I felt a frisson of fear. We weren’t set up for a Cesarean. The chances were the mother would die, leaving three—possibly four, if the baby survived—children alone with the father to care for them. And there was no time, no ambulance available to take her back to a hospital equipped to help her. It had been nearly four years since I’d watched Dr. Morton gently and firmly reposition a baby for a normal delivery.

The woman, sweating and in great pain, looked up at me piteously. She had seen my face, she was afraid she was going to die.

I smiled at her, then said, in halting French, uncertain of the words, “The child is twisted, Madame. It will take a little work to right him. It will be painful, but it must be done.” And it must be done at once before the child was in a position where a Cesarean was the only choice.

I set to work, praying that I wouldn’t rupture the walls of the womb or twist the umbilical cord around the baby’s neck, gently but firmly turning him while the mother cried out in pain. But I had nothing to give her. Nothing at all.

And then I had the baby’s head, facedown, in the correct place, and I shouted, “Now, Madame, push, I beg of you!”
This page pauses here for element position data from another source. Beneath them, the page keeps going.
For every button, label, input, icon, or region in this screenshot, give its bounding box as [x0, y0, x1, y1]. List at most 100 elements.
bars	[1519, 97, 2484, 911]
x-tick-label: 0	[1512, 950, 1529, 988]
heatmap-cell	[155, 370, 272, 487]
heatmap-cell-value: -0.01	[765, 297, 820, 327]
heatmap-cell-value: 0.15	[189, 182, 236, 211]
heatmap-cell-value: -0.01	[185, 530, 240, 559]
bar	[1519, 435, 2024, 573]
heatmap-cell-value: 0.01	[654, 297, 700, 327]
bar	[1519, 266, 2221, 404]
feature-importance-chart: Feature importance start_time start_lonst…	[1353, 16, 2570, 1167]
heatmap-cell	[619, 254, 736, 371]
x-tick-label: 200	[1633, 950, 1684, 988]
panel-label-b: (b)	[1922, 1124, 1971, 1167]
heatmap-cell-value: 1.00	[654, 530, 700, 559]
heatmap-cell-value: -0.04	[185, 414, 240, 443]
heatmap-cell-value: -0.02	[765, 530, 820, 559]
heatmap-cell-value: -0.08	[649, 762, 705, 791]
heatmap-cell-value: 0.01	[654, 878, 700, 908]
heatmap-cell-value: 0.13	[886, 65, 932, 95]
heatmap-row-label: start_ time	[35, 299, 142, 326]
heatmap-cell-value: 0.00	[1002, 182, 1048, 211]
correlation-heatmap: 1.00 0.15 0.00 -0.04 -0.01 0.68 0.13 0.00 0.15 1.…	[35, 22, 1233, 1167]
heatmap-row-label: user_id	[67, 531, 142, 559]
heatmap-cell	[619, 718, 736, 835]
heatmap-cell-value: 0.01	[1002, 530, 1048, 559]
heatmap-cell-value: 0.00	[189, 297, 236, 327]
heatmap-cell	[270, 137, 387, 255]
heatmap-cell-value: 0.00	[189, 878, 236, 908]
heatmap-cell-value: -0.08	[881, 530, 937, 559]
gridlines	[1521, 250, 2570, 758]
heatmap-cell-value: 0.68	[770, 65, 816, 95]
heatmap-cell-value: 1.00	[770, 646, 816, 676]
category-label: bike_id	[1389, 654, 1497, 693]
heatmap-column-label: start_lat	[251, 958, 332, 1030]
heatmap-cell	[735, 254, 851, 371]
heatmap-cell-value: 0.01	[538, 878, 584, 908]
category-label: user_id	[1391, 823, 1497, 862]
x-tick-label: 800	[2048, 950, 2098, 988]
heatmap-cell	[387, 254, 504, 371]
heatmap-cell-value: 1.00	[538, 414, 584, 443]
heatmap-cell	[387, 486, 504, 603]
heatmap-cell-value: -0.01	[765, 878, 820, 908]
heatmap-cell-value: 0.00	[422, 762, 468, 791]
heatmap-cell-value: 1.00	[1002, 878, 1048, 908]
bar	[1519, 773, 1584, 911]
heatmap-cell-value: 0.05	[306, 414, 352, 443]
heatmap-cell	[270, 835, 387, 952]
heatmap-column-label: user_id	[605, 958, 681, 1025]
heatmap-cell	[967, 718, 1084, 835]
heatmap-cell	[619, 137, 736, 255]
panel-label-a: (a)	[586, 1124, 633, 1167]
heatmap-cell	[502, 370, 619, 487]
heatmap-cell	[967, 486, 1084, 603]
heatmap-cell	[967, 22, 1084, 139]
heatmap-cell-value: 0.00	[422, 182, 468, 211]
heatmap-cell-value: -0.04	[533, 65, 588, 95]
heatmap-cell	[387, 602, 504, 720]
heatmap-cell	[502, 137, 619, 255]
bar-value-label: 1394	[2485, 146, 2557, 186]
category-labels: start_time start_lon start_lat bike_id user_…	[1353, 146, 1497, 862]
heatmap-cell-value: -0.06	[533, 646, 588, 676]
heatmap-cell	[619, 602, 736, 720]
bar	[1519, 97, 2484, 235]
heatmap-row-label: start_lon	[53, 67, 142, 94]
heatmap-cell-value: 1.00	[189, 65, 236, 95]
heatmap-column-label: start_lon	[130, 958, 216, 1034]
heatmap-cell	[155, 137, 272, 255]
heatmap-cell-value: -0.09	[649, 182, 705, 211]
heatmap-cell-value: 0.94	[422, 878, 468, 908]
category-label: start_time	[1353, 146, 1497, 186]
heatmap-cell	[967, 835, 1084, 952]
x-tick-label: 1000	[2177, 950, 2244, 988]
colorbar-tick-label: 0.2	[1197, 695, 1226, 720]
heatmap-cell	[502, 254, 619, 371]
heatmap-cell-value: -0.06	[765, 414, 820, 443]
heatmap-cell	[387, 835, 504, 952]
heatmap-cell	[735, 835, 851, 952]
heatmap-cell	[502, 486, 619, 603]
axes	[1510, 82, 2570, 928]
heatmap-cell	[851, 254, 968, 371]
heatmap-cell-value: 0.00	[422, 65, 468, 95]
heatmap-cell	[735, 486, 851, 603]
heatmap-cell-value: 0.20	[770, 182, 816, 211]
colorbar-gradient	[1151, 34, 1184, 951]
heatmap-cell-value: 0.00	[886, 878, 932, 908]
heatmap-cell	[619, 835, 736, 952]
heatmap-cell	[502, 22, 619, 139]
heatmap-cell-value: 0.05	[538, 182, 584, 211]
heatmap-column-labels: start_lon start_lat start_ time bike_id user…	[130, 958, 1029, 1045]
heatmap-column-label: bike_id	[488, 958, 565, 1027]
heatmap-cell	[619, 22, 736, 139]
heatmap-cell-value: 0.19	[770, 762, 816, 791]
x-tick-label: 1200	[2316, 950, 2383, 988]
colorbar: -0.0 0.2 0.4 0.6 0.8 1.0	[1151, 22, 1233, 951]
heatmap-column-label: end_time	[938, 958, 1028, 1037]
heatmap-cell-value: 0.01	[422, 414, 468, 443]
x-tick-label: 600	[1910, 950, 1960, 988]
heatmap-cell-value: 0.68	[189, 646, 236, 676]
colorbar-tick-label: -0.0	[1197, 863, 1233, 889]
She did, and suddenly, as if it was what the child had intended all along, the head came smoothly into my waiting hands, and shortly after that it slid out of the mother’s body with ease. “A girl, Madame!”

I realized that she was a very small infant. There had been little food for the mother, and she had probably given most of what she had to her children. Just as well, I thought, making it easier for me to shift the baby. But she cried lustily as I wrapped her warmly after tying off and clipping the cord, and I laid her in her mother’s arms. The woman was crying with joy, now, the pain forgotten as I finished what had to be done. The father came forward timidly, to see the child, and I left them to it, going to clean myself up.